Inspector called in after solar farm row flares up

Shacks Barn solar farm, Whittlebury.'130410M-B533
Shacks Barn solar farm, Whittlebury.'130410M-B533

A consultant has said a more sensible and efficient solution could have been found after permission for a £6million 
solar farm, which is up and running producing emission-free energy, was refused.

Last week members of the South Northants planning committee went against their officers’ advice and turned down a retrospective application for the Shacks Barn Solar Farm, near Whittlebury.

The firm behind the bid, Indian technology company Moser Baer, is drawing up an appeal against the decision.

The solar farm had been given full planning permission only for construction to be suspended after building inspectors discovered panels were being built closer together than in the approved plans

An SNC officer’s report said with less open space between the rows of panels there were fewer straight lines, reducing the visual impact.

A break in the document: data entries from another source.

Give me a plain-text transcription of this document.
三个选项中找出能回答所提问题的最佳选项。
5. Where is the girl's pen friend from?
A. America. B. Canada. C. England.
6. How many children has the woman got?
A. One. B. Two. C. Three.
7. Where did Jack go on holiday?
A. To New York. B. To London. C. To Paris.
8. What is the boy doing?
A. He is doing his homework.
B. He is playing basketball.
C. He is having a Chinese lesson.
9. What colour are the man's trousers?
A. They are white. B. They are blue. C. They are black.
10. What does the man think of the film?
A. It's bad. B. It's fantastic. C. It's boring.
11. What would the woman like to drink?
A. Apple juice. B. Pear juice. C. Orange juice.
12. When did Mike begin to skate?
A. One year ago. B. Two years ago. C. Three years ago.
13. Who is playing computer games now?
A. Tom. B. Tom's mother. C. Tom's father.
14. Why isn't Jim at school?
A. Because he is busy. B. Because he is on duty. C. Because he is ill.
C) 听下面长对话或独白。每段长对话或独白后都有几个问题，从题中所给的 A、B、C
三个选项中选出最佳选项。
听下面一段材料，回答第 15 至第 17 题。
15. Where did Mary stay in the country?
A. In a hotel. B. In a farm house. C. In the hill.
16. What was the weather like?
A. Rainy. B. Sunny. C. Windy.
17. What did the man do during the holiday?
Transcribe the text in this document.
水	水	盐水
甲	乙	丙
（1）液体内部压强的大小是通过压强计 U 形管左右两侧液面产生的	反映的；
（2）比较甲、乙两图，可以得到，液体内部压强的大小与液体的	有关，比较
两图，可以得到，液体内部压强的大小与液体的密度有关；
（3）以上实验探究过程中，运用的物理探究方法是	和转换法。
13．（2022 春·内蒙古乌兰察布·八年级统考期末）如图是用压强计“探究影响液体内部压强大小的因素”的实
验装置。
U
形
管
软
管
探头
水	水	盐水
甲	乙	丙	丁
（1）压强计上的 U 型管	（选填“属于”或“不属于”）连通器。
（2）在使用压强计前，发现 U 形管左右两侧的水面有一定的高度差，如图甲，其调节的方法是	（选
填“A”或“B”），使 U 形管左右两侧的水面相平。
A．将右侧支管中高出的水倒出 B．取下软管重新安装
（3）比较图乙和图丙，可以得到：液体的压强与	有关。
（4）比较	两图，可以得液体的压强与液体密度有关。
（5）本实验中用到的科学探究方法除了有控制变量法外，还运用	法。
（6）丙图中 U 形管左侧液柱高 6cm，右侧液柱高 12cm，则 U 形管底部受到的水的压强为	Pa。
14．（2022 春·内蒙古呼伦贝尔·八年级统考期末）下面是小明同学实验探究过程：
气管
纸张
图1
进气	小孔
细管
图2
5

But, councillor Dermot Bambridge, ward member for nearby Silverstone, said the visual impact was a matter of opinion and asked for the planning committee to refuse the retrospective permission. He said without the gaps it looks like a ‘great big expanse of grey plastic.’

Mr Bambridge said they could not let developers ride roughshod over the planning process, adding: “We’ve got to make a very strong stand. Once permission is given, it is for that scheme and for that scheme only.”

Consulting project manager Jay Mitra said they did not believe there were material differences between the two plans and added: “I don’t think this was the most sensible way to resolve the issue.”